Korupsi Taman Kota KKT, Dakwaan JPU Keliru
KABARTIMURNEWS.COM,AMBON, - Dakwaan Jaksa Ahmad Attamimi Cs dalam perkara dugaan korupsi proyek Taman Kota Kabupaten Kepulauan Tanimbar (KKT) terhadap para terdakwa dinilai keliru. Sebut saja soal nomenklatur proyek tersebut, Attamimi “salah besar”.
Hal itu dinyatakan pihak terdakwa PPTK Wilma Fenanlampir proyek tersebut. Melalui kuasa hukumnya Rony Zadrak Samloy, terdakwa mengaku nomenklatur proyek tersebut hanya Taman Kota Saumlaki pada Dinas PUPR KKT tahun anggaran 2017.”Tidak ada yang namanya Pelataran Parkir dan sebagainya. Salah besarnya jaksa di situ. Kenapa bisa begitu? Itu pertanyaan,” ujar Rony kepada Kabar Timur di PN Ambon, Selasa (31/8).
Hal itu juga akuinya, terungkap dari keterangan lima orang saksi Pokja proyek tersebut, menyatakan tidak ada proyek pelataran parkir.
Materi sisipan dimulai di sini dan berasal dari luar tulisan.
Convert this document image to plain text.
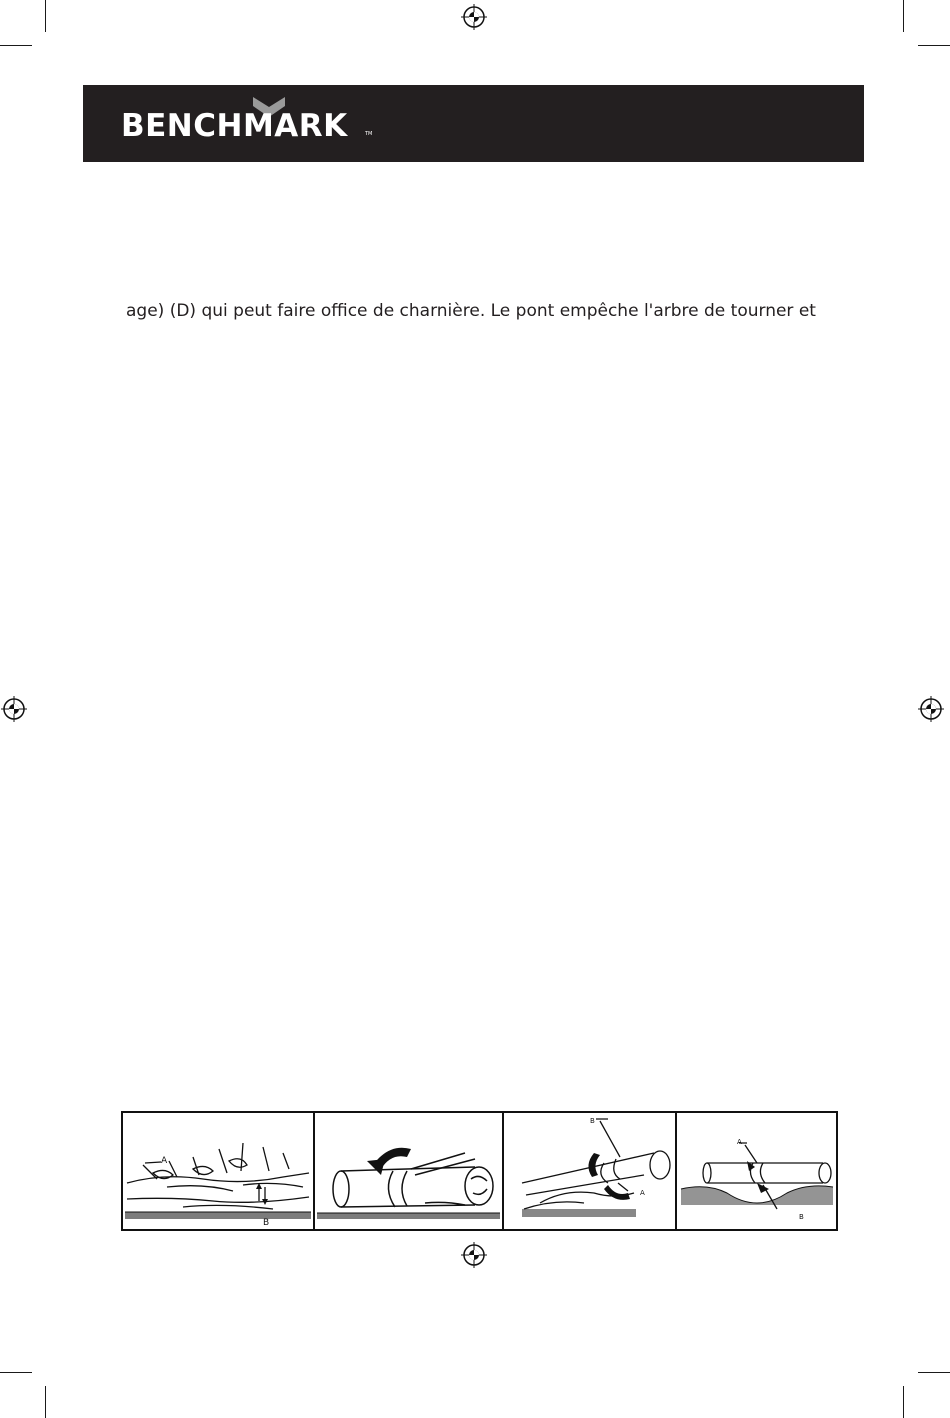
BENCHMARK	TM
age) (D) qui peut faire office de charnière. Le pont empêche l'arbre de tourner et
A
B
B
A
A
B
Sekretaris Pokja Alfonsina Torimtubun misalnya, yang bersangkutan bilang proyek ini nomenklaturnya hanya Taman Kota.
Dan kuasa hukum terdakwa konsultan pengawas lapangan Frans Pelamonia juga bertanya begitu. “Dijawab semua oleh Pokja bahwa hanya Taman Kota, tidak ada pelataran parkir,” ujar Rony.
Tidak adanya nomenklatur tambahan untuk proyek pelataran parkir Taman Kota Saumlaki jelas berpengaruh. Hanya saja pengaruhnya apa dia enggan menjelaskan, dengan dalih strategi pihaknya menangani perkara.
“Karena itu nantinya kita sampaikan dalam pembelaan,” akunya.
Menurutnya satu-satunya pihak yang bisa dimintai pertanggungjawaban adalah kontraktor PT Artha Nusantara yang kini masuk Daftar Pencarian Orang (DPO) Kejati Maluku. “Dia harusnya jadi pelaku utama di dugaan korupsi Taman Kota. Dia penyebab kerugian negara ini terjadi,” katanya.
Persidangan perkara yang digelar majelis hakim Pengadilan Tipikor Ambon yang dipimpin Jenny Tulak itu digelar perdana Kamis pekan lalu dengan agenda pembacaan dakwaan JPU Kejati Maluku Achmad Attamimi.
Tiga terdakwa dijerat pasal berlapis ini masing-masing Adrianus Sihasale alias Doni selaku mantan kadis, Frans Pelamonia (pengawas lapangan) serta Wilma Fenanlampir sebagai PPTK.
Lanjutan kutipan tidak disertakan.